File and Folder Filters Sometimes Do Not Work

English support for the software AllDup
Synetech
Posts: 48
Joined: 19 Jan 2011, 09:32
Contact:

File and Folder Filters Sometimes Do Not Work

Post by Synetech »

There’s some files and folders that I know are duplicates and want to exclude from the search. I have already added them to the filter(s), but they keep showing up in the search results anyway, and I have to manually remove them every time.

I think I figured out why.

Looking at the search results, it looks like what might be happening is that when you add a file or folder path that has a special character to the filter, it won’t be correctly excluded. I’m not certain what character(s) are problematic, but the list looks like it includes at least [, ], {, }, #.

I suspect that when AllDup compares the path of a file to be checked against the list of file/folder paths to be excluded, it uses a regex (especially since the filter list mentions being able to use wildcards), but it does not first escape the paths. Therefore, when it compares c:\[foobar], it is seeing a regex string which would match c:\f, c:\o, c:\b, c:\a, and c:\r instead of the actual path that contains brackets.

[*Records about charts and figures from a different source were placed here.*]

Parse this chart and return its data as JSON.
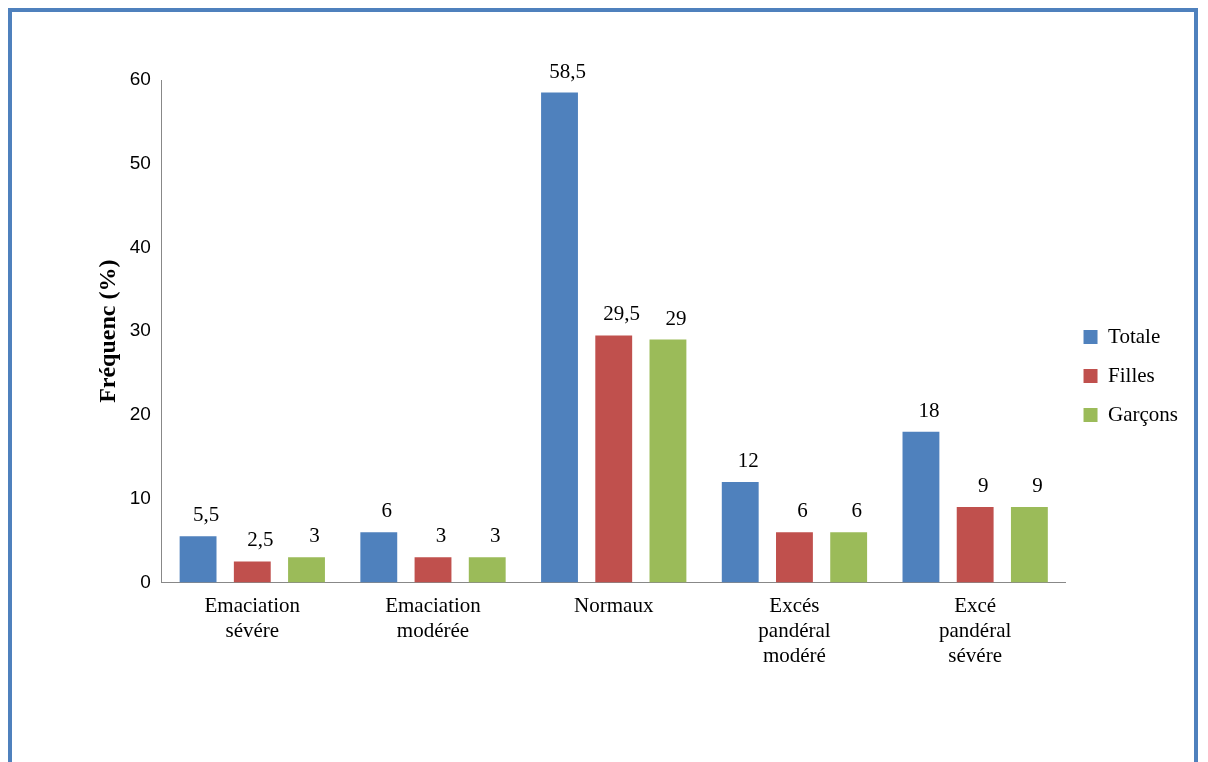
{
  "chart_data": {
    "type": "bar",
    "ylabel": "Fréquenc (%)",
    "categories": [
      "Emaciation sévére",
      "Emaciation modérée",
      "Normaux",
      "Excés pandéral modéré",
      "Excé pandéral sévére"
    ],
    "series": [
      {
        "name": "Totale",
        "color": "#4f81bd",
        "values": [
          5.5,
          6,
          58.5,
          12,
          18
        ],
        "value_labels": [
          "5,5",
          "6",
          "58,5",
          "12",
          "18"
        ]
      },
      {
        "name": "Filles",
        "color": "#c0504d",
        "values": [
          2.5,
          3,
          29.5,
          6,
          9
        ],
        "value_labels": [
          "2,5",
          "3",
          "29,5",
          "6",
          "9"
        ]
      },
      {
        "name": "Garçons",
        "color": "#9bbb59",
        "values": [
          3,
          3,
          29,
          6,
          9
        ],
        "value_labels": [
          "3",
          "3",
          "29",
          "6",
          "9"
        ]
      }
    ],
    "ylim": [
      0,
      60
    ],
    "yticks": [
      0,
      10,
      20,
      30,
      40,
      50,
      60
    ],
    "grid": false,
    "legend": "right"
  }
}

Fortunately, it should be pretty easy to fix this bug, just make sure to escape the paths (e.g., c:\[foobar] ⇨ c:\\\[foobar\])
Last edited by Synetech on 11 Aug 2013, 20:19, edited 3 times in total.
therube
Posts: 322
Joined: 07 Nov 2012, 00:28

Special Characters In Exclude List

Post by therube »

(Could you add a 'Subject:' to your post.)
Synetech
Posts: 48
Joined: 19 Jan 2011, 09:32
Contact:

Post by Synetech »

It had one when I first made the post, but it seems to have been stripped when I tried to use the Preview function (which didn’t work). I tried adding one again (you can see the post is edited), but it won’t take it. An admin has to do it because this version of phpBB seem to have a bug (it shouldn’t have taken the post without a title in the first place). I think the problems have something to do with the security code.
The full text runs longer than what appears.